I sampled this from a sample vial and it was extremely delicate and ethereal - I could barely smell it at first but it seemed to strengthen a bit as it developed. It may be one of those fragrances that melds with the wearer and creates a soft aura around them, almost giving the impression that they aren't wearing a fragrance and just naturally smell great. I'm interested to know what it would be like sprayed from a full bottle, however not interested enough to pay $350US to find out.

Genre: Floral

Some are smelling jasmine here, some tuberose. Me, I smell both, but more than either, I smell gardenia. Wishful thinking? Maybe, but I get that inimitable green/mushroom edge whenever I wear Melodie de l'Amour, and I'm happy to greet it every time.

What all, I believe, might agree upon is that this is a plush white flower composition of exceptional grace, saved from being overly precious by a judicious touch of crispy green. As much as I love my Carnal Flower (another green-tinged white flower offering), Ropion's big tuberose can smell decidedly indelicate next to this. To my nose, Melodie de l'Amour is ineffably lovely, and certainly represents one of my favorite floral releases in recent memory.

An indolic - narcotic - musky - vaguely animalic - neo-classic tuberose/jasmine-chord "civilized" by a well calibrated gardenia's support. Supremely floral, musky-dirty, heliotropic and honeyed. I'm somewhat sure that a significant dose of civet is included in the mix. Try to ideally "melt" together the peachy/coconutty tuberose of Bois 1920 Sensual Tuberose and an indolic honeyed jasmine a la Bruno Fazzolari Au Dela', well Dusita Melodie de L'Amour will definitely disclose its main essence. There is for a while more than a tad of the stale (kind of flower pot's "rotten" water like) civet-laced dirty graveyard's water-effect conjuring me partially scents a la Corticchiato's Parfum d'Empire Musc Tonkin, Dusita Oudh Infini or La Via del Profumo Tawaf plus the support of a "to a tuberose-connected" gardenia a la Onyrico Zephiro. Lily of the valley enhances the general floral intensity along the way. An obsessive sambac jasmine smells slightly dominant (after the initial tuberose's explosion) under my unfaithful nose. Overall the scent is kind of merged in to a sort of intense neo-chypreism a la Bogue Maai (and partially a la Zoologist Civet) and in to a generally classic floral grandeur a la Piguet Fracas. Yes a must try for any tuberose/jasmine-accord's addicted.

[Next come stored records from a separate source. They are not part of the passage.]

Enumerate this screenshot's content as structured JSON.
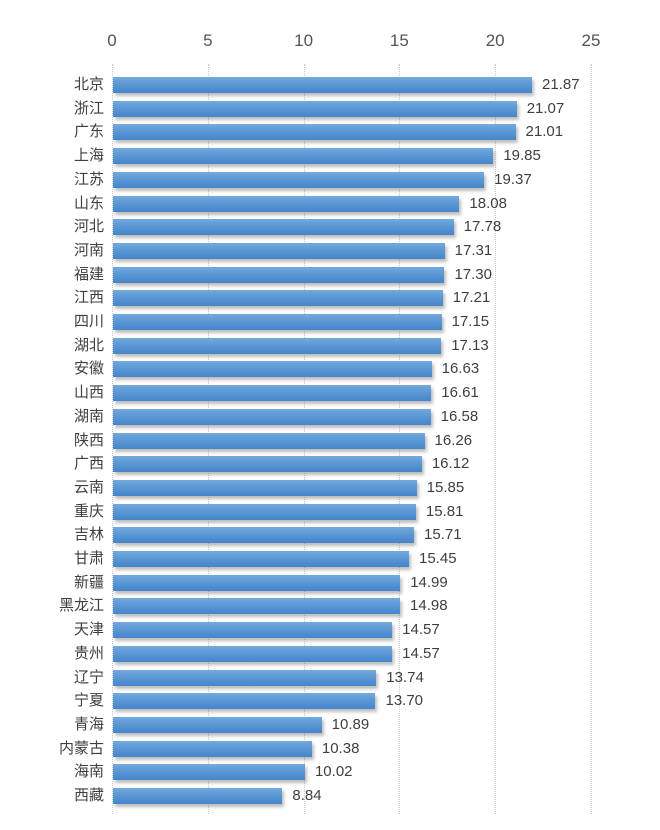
{
  "chart_data": {
    "type": "bar",
    "orientation": "horizontal",
    "title": "",
    "xlabel": "",
    "ylabel": "",
    "xlim": [
      0,
      25
    ],
    "x_ticks": [
      "0",
      "5",
      "10",
      "15",
      "20",
      "25"
    ],
    "x_tick_values": [
      0,
      5,
      10,
      15,
      20,
      25
    ],
    "grid": "vertical-dotted",
    "legend": "none",
    "categories": [
      "北京",
      "浙江",
      "广东",
      "上海",
      "江苏",
      "山东",
      "河北",
      "河南",
      "福建",
      "江西",
      "四川",
      "湖北",
      "安徽",
      "山西",
      "湖南",
      "陕西",
      "广西",
      "云南",
      "重庆",
      "吉林",
      "甘肃",
      "新疆",
      "黑龙江",
      "天津",
      "贵州",
      "辽宁",
      "宁夏",
      "青海",
      "内蒙古",
      "海南",
      "西藏"
    ],
    "values": [
      21.87,
      21.07,
      21.01,
      19.85,
      19.37,
      18.08,
      17.78,
      17.31,
      17.3,
      17.21,
      17.15,
      17.13,
      16.63,
      16.61,
      16.58,
      16.26,
      16.12,
      15.85,
      15.81,
      15.71,
      15.45,
      14.99,
      14.98,
      14.57,
      14.57,
      13.74,
      13.7,
      10.89,
      10.38,
      10.02,
      8.84
    ],
    "value_labels": [
      "21.87",
      "21.07",
      "21.01",
      "19.85",
      "19.37",
      "18.08",
      "17.78",
      "17.31",
      "17.30",
      "17.21",
      "17.15",
      "17.13",
      "16.63",
      "16.61",
      "16.58",
      "16.26",
      "16.12",
      "15.85",
      "15.81",
      "15.71",
      "15.45",
      "14.99",
      "14.98",
      "14.57",
      "14.57",
      "13.74",
      "13.70",
      "10.89",
      "10.38",
      "10.02",
      "8.84"
    ],
    "colors": {
      "bar_gradient_top": "#74a9dd",
      "bar_gradient_bottom": "#4585cb",
      "bar_shadow": "rgba(110,110,110,0.45)",
      "gridline": "#c8c8c8",
      "category_text": "#3f3f3f",
      "value_text": "#3f3f3f",
      "axis_text": "#545454",
      "background": "#ffffff"
    }
  }
}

Big, in-your-face sweet white floral bomb, which slowly morphs into…petrol, with an underlying faint plastic note, followed by a very heavy, almost rotting fruit sort of smell (sweet and sour and dank) with a soft hint of the jasmine and a smidge of something metallic. There's quite a lot going on with this actually. But the petrol note just seemed to take over on me, and that's where it stayed, and while I actually don't mind the smell of petrol, I don't want to wear it as a perfume. Longevity, on me at least, is poor – this had pretty much vanished after two hours. I would love to see what this is like on someone else though – the notes are so lovely, but on me, it just doesn't work. I'm giving it a neutral though, because it has been an interesting ride seeing how it has evolved.